Gottlieb’s statements on the NDI issue were part of a broader outline of new initiatives for the regulation of dietary supplements. He made the statement public on Monday.
In that statement, Gottlieb said FDA has three priorities. They are safety, product integrity and fostering an environment in which consumers and health care professionals can make informed decisions about the use of dietary supplements.
Rapidly evolving marketplace
Gottlieb said one of the reasons for the new policy initiative is that the dietary supplement market is rapidly evolving. When the Dietary Supplement Health and Education Act was signed into law in 1994, the marketplace consisted of somewhere around 5,000 products. Today there are anywhere from 10 to 15 times that amount or more on the market.
“I’m concerned that changes in the supplement market may have outpaced the evolution of our own policies and our capacity to manage emerging risks,” Gottlieb said.
One of the aspects of DSHEA was an outline of a process by which new ingredients could lawfully come onto the market. The original law was remarkably concise as federal regulations go and the portion that applies to these ingredients was shorter still, consisting of only a few paragraphs.
That brief mention has spawned many hundreds of pages of documents in the form of two draft guidances on New Dietary Ingredients. Additionally, reams of comments from companies, trade organizations and other interested parties have been submitted on both iterations of the draft guidance.
Many sticking points on NDI issue
There are many sticking points between industry and the agency concerning this issue. These include whether the process applies only to ingredients or also applies to finished products that contain those new ingredients.
Also at issue is whether manufacturing changes to old ingredients change them sufficiently to make them ‘new.’ And whether synthetically manufactured ingredients—be it via chemical synthesis or one of the newer ‘synbio’ fermentation technologies—qualify as dietary ingredients remains a bone of contention, too.
Gottlieb left these issues aside in his statement on Monday, which after all was more a broad policy overview and therefore short on specifics. But he did touch on one of the NDI sore points, that being how the scientific data and manufacturing information that forms part of a notification might be protected so that it benefits that company specifically and cannot be used to underpin ingredients produced by competitors.
As matters stand, some stakeholders are of the opinion that it is too easy for manufacturers of knockoff ingredients to piggyback on the work that original NDI filers have done. This is a rigorous (read: expensive) process, and if it could end up benefiting a competitor, that could prove to be a big disincentive to file a notification in the first place.
Gottlieb said FDA has not turned a blind eye to the issue.
“The key to this effort will be important steps to foster the submission of new dietary ingredient (NDI) notifications,” he said in his statement.
“We’ll look to address other challenges that may act as barriers to dietary supplement innovation and safety including issues such as what the right incentives might be for establishing dietary supplement exclusivity, and the scope of permitted dietary ingredients,” he added.

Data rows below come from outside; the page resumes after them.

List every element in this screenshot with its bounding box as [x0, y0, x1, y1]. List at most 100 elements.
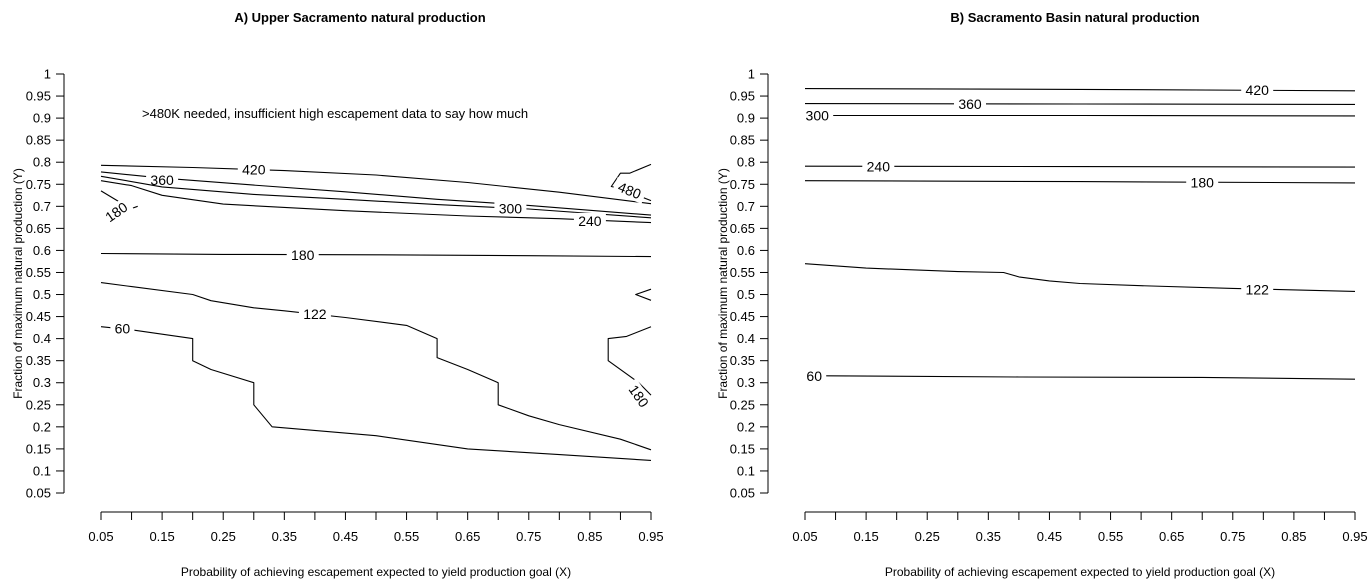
contour-label: 180: [1191, 175, 1215, 191]
contour-label: 300: [499, 201, 523, 217]
x-axis-label: Probability of achieving escapement expe…: [885, 565, 1275, 579]
panel-b: B) Sacramento Basin natural production 0.…: [716, 10, 1368, 579]
contour-label-group: 180: [1186, 174, 1219, 191]
annotation-text: >480K needed, insufficient high escapeme…: [142, 106, 528, 121]
contour-label-group: 360: [954, 96, 986, 112]
contour-label-group: 122: [298, 305, 331, 322]
contour-line-unlabeled: [635, 288, 652, 301]
contour-label-bg: [862, 158, 895, 175]
y-tick-label: 0.1: [33, 463, 51, 478]
contour-label-bg: [494, 200, 527, 217]
x-tick-label: 0.75: [1220, 529, 1245, 544]
x-tick-label: 0.95: [638, 529, 663, 544]
x-tick-label: 0.45: [1037, 529, 1062, 544]
contour-label-bg: [98, 196, 134, 228]
contour-line-122: [804, 263, 1356, 292]
contour-label-bg: [298, 305, 331, 322]
contour-label-group: 300: [494, 200, 527, 217]
y-tick-label: 0.65: [730, 221, 755, 236]
y-tick-label: 0.75: [730, 177, 755, 192]
contour-line-420: [100, 164, 652, 205]
contour-label-group: 360: [146, 171, 179, 188]
y-tick-label: 0.35: [730, 353, 755, 368]
x-tick-label: 0.45: [333, 529, 358, 544]
x-tick-label: 0.05: [792, 529, 817, 544]
y-tick-label: 0.3: [737, 375, 755, 390]
contour-line-240: [100, 180, 652, 224]
y-tick-label: 1: [44, 67, 51, 82]
contour-label-group: 60: [110, 320, 135, 337]
contour-line-180: [607, 326, 652, 396]
contour-label-group: 122: [1241, 281, 1274, 298]
contour-label: 240: [867, 159, 891, 175]
x-tick-label: 0.65: [1159, 529, 1184, 544]
y-tick-label: 0.8: [737, 155, 755, 170]
contour-label-bg: [146, 171, 179, 188]
y-tick-label: 0.1: [737, 463, 755, 478]
y-tick-label: 0.4: [737, 331, 755, 346]
contour-label-group: 240: [862, 158, 895, 175]
y-tick-label: 0.2: [33, 419, 51, 434]
contour-label: 240: [578, 213, 602, 229]
contour-label-bg: [110, 320, 135, 337]
y-tick-label: 0.9: [737, 111, 755, 126]
contour-label-bg: [623, 378, 655, 414]
contour-label: 360: [958, 96, 982, 112]
contour-line-240: [804, 165, 1356, 168]
x-tick-label: 0.75: [516, 529, 541, 544]
chart-title: B) Sacramento Basin natural production: [950, 10, 1199, 25]
contour-label: 360: [150, 172, 174, 188]
contour-label: 300: [806, 108, 830, 124]
x-tick-label: 0.65: [455, 529, 480, 544]
y-tick-label: 1: [748, 67, 755, 82]
y-tick-label: 0.15: [26, 441, 51, 456]
y-tick-label: 0.85: [730, 133, 755, 148]
x-tick-label: 0.35: [272, 529, 297, 544]
y-axis-label: Fraction of maximum natural production (…: [11, 168, 25, 399]
contour-label-group: 180: [98, 196, 134, 228]
chart-title: A) Upper Sacramento natural production: [234, 10, 485, 25]
x-tick-label: 0.55: [394, 529, 419, 544]
contour-label: 60: [115, 321, 131, 337]
y-tick-label: 0.5: [737, 287, 755, 302]
y-tick-label: 0.5: [33, 287, 51, 302]
y-tick-label: 0.75: [26, 177, 51, 192]
contour-label-group: 180: [286, 246, 319, 263]
y-tick-label: 0.4: [33, 331, 51, 346]
contour-label-group: 180: [623, 378, 655, 414]
y-tick-label: 0.25: [26, 397, 51, 412]
contour-label-bg: [1241, 81, 1274, 98]
x-tick-label: 0.05: [88, 529, 113, 544]
y-tick-label: 0.9: [33, 111, 51, 126]
contour-label-bg: [573, 212, 606, 229]
contour-label-group: 300: [801, 107, 834, 124]
contour-label-bg: [237, 161, 270, 178]
contour-label-bg: [1186, 174, 1219, 191]
y-tick-label: 0.3: [33, 375, 51, 390]
contour-label-group: 420: [237, 161, 270, 178]
contour-label-group: 60: [802, 368, 827, 385]
y-tick-label: 0.85: [26, 133, 51, 148]
panel-a: A) Upper Sacramento natural production 0.…: [11, 10, 664, 579]
y-axis-label: Fraction of maximum natural production (…: [716, 168, 730, 399]
x-tick-label: 0.25: [211, 529, 236, 544]
contour-label-bg: [801, 107, 834, 124]
y-tick-label: 0.2: [737, 419, 755, 434]
y-tick-label: 0.05: [26, 486, 51, 501]
contour-line-180: [804, 180, 1356, 184]
y-tick-label: 0.45: [730, 309, 755, 324]
contour-label-bg: [611, 176, 648, 204]
y-tick-label: 0.55: [26, 265, 51, 280]
y-tick-label: 0.65: [26, 221, 51, 236]
contour-label: 122: [1246, 282, 1270, 298]
contour-label-bg: [802, 368, 827, 385]
x-tick-label: 0.15: [149, 529, 174, 544]
x-tick-label: 0.15: [853, 529, 878, 544]
contour-label: 420: [242, 161, 266, 177]
y-tick-label: 0.95: [26, 89, 51, 104]
contour-label: 180: [291, 247, 315, 263]
x-tick-label: 0.55: [1098, 529, 1123, 544]
y-tick-label: 0.05: [730, 486, 755, 501]
y-tick-label: 0.95: [730, 89, 755, 104]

Possible IP protection on NDIs
That world ‘exclusivity’ has jumped out to industry stakeholders who have reviewed Gottlieb’s comments.
“When I saw the reference to NDIs and a passing reference to a protection for IP, I sat up immediately,” Kevin Bell, a patent law expert at the law firm Porzio, Bromberg & Newman, told NutraIngredients-USA. “I think that comment is consistent with the way you would enforce IP such as patent rights. A patent gives you the right to exclude others. So if you’ve got this (the NDI Notification) and other manufactures of the same ingredient don’t, then the rest would be adulterated,” he said.
Attorney Mark Ullman, of counsel with the firm Rivkin Radler, has represented several companies that believe the work they have done on NDIs ended up getting appropriated by others. He said it’s nice to hear the agency acknowledge the problem, but he’s withholding judgement until he hears more about FDA intends to do about it.
“I’m encouraged just in that it is good to hear the commissioner acknowledge the issue. This is an important issue. Companies that take the initiative to pioneer new ingredients into the trade deserve something better than to simply be knocked off and have their science used by other companies to get regulatory blessing,” he said.
“But in theory this protection is already there. We have complained about this before; it has been a significant issue with astaxanthin, with PQQ. We have specifically requested that FDA police the marketplace. And nothing has been done,” Ullman added.
Bell said a protection for NDI filings might look similar to how trademarks are enforced.
“You can register trademarks with Customs and Borders and if someone tries to bring something in using your trademark you can have the containers stopped at the border. I think this kind of right on NDIs could eventually evolve into something like that,” he said.
Bethany Kennedy, a partner in the law firm Emord and Associates, said there could be some benefits to some kind of exclusivity around NDIs. If more companies are encouraged to develop new ingredients, that could benefit the marketplace as a whole. But there are potential pitfalls, too.
“I do think some sort of exclusivity could benefit manufacturers, distributors and ultimately consumers, too,” she said.
“But I think you’d need to balance that exclusivity with consumer access. What would that look like if only one company was making a new ingredient? What’s a fair amount of time for that exclusivity, and how much might it raise the price?” she added.